Gastvortrag von Prof. Dr. Friedrich Heckmann (Europäisches Forum für Migrationsstudien): "Einwanderung mit Zukunft. Neue Nationsbildung statt Minderheitengesellschaft"

Am Donnerstag, den 09.11.2023 um 18:15 - 19:45 Uhr, in KR12/02.18

Aus gegenwärtiger Sicht war es rückblickend sowohl wissenschaftlich wie praktisch wichtig, dass sich ein Selbstkonzept „Deutschlands als Einwanderungsland“ gegen Widerstand nach vielen Diskussionen und angesichts der Fakten schließlich durchsetzen konnte. Eine neue Definition der gesellschaftlichen Situation („Framing“), die nach vielen Jahrzehnten von Migration erforderlich war, ist die Voraussetzung für grundlegende Veränderung in Forschung und Integrationspolitik.
Kinder und Kindeskinder von Einwanderern bilden einen beträchtlichen Teil der Bevölkerung in Deutschland.

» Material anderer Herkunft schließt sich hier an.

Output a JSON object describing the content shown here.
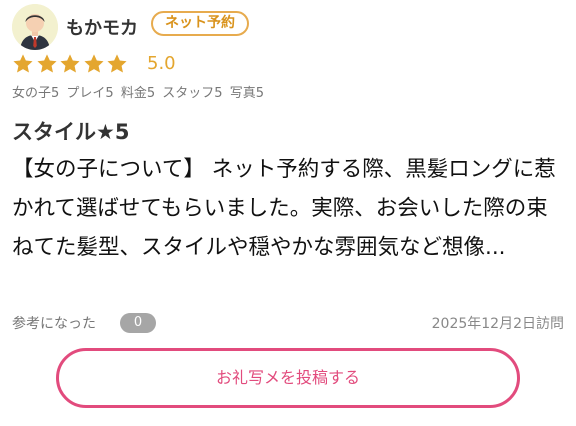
{
  "user": {
    "name": "もかモカ",
    "badge": "ネット予約",
    "avatar_icon": "user-avatar-icon"
  },
  "rating": {
    "stars": 5,
    "max_stars": 5,
    "score": "5.0",
    "star_color": "#e4a62f",
    "star_icon": "star-icon"
  },
  "subratings": [
    {
      "text": "女の子5"
    },
    {
      "text": "プレイ5"
    },
    {
      "text": "料金5"
    },
    {
      "text": "スタッフ5"
    },
    {
      "text": "写真5"
    }
  ],
  "review": {
    "title": "スタイル★5",
    "body": "【女の子について】 ネット予約する際、黒髪ロングに惹かれて選ばせてもらいました。実際、お会いした際の束ねてた髪型、スタイルや穏やかな雰囲気など想像..."
  },
  "helpful": {
    "label": "参考になった",
    "count": "0"
  },
  "visit_date": "2025年12月2日訪問",
  "post_button": {
    "label": "お礼写メを投稿する",
    "color": "#e24b7d"
  }
}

Verstehen diese sich und werden sie auch verstanden als Minderheiten in Deutschland oder eher als Teil eines größeren Ganzen und einem gemeinsamen „Wir“ zugehörig? Nähern sich ihre sozialen Lagen denen ohne Migrationshintergrund an, oder stabilisieren und vergrößern sich bestehende Unterschiede, die einem neuen „Wir“ im Wege stehen?
Empirisch zeige ich, dass tatsächlich ein Annäherungsprozess stattgefunden hat und weiter stattfindet. Für eine Definition der gesellschaftlichen Situation nach der Integration der Nachkommen der selbst Eingewanderten und nach wichtigen Veränderungen der „Mehrheitsgesellschaft“ entwickle ich das Konzept der „Neuen Nationsbildung“: Es ist dabei keine Forderung oder Wunschvorstellung, sondern Ergebnis der Analyse des „wirklichen“ Integrationsprozesses im Generationenverlauf.
Mir ist bewusst, welche Vorbehalte gegenüber „Nation“ in Deutschland bestehen. Sie sind historisch begründet, aber man sollte Nation nicht dem Rechtsextremismus und völkischer Ideologie überlassen. Grenzen von Europäisierung und Globalisierung zeigen weltweit die weiter bestehende Dominanz von Nation als politisches und gesellschaftliches Organisierungsprinzip. Für Migranten und ihre Kinder verstehe ich ein reformuliertes modernes Nationskonzept als Einladung für Zugehörigkeit und Identifizierung.

Alle Interessierten sind sehr herzlich eingeladen!